Totalitarianism does not work everywhere in the same way. European history alone has seen different forms of totalitarian power, its ways of ruling depend on the socio-historical development of the society. Literary reactions to totalitarian power are also different: totalitarianism in Nazi Germany was different from that of DDR, which, in turn, was different from practices in Soviet Estonia.

In my article, I approach these questions from a very personal perspective, remembering my own reading experiences in the totalitarian society of Soviet Estonia. I can only discuss the years from 1983 to 1985, because earlier I read children’s literature, and afterwards the Soviet regime was already falling apart.

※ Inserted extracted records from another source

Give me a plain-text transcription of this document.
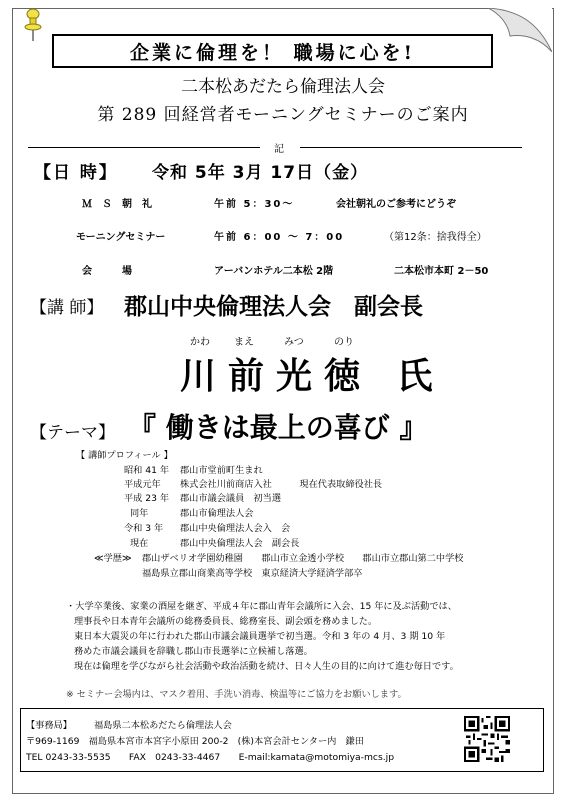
企業に倫理を！ 職場に心を!
二本松あだたら倫理法人会
第 289 回経営者モーニングセミナーのご案内
記
【日 時】 令和 5年 3月 17日（金）
ＭＳ朝礼	午前 5：30～	会社朝礼のご参考にどうぞ
モーニングセミナー	午前 6：00 ～ 7：00	（第12条：捨我得全）
会　　　場	アーバンホテル二本松 2階	二本松市本町 2－50
【講 師】 郡山中央倫理法人会　副会長
かわ まえ	みつ	のり
川前光徳 氏
【テーマ】 『 働きは最上の喜び 』
【 講師プロフィール 】
昭和 41 年 郡山市堂前町生まれ
平成元年 株式会社川前商店入社　　　現在代表取締役社長
平成 23 年 郡山市議会議員　初当選
同年	郡山市倫理法人会
令和 3 年 郡山中央倫理法人会入　会
現在	郡山中央倫理法人会　副会長
≪学歴≫ 郡山ザベリオ学園幼稚園　　郡山市立金透小学校　　郡山市立郡山第二中学校
福島県立郡山商業高等学校　東京経済大学経済学部卒
・大学卒業後、家業の酒屋を継ぎ、平成４年に郡山青年会議所に入会、15 年に及ぶ活動では、
理事長や日本青年会議所の総務委員長、総務室長、副会頭を務めました。
東日本大震災の年に行われた郡山市議会議員選挙で初当選。令和 3 年の 4 月、3 期 10 年
務めた市議会議員を辞職し郡山市長選挙に立候補し落選。
現在は倫理を学びながら社会活動や政治活動を続け、日々人生の目的に向けて進む毎日です。
※ セミナー会場内は、マスク着用、手洗い消毒、検温等にご協力をお願いします。
【事務局】 福島県二本松あだたら倫理法人会
〒969-1169　福島県本宮市本宮字小原田 200-2　(株)本宮会計センター内　鎌田
TEL 0243-33-5535　　FAX　0243-33-4467　　E-mail:kamata@motomiya-mcs.jp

I will study communication between readers and authors in the totalitarian society and thereby determine the main difference between the factors that shaped the reading situation in Estonia and the DDR. In Estonia, readers and authors were able to outsmart the totalitarian rule thanks to the cultural continuity based on a symbolic language (rooted in cultural memory), which owes its existence to the fact that totalitarianism was perceived as something foreign, something speaking another language. In the DDR, the poetics of resistance had to be built on a different foundation, since the national culture of the past as a source of identity had been devalued by recent history and was not a suitable basis.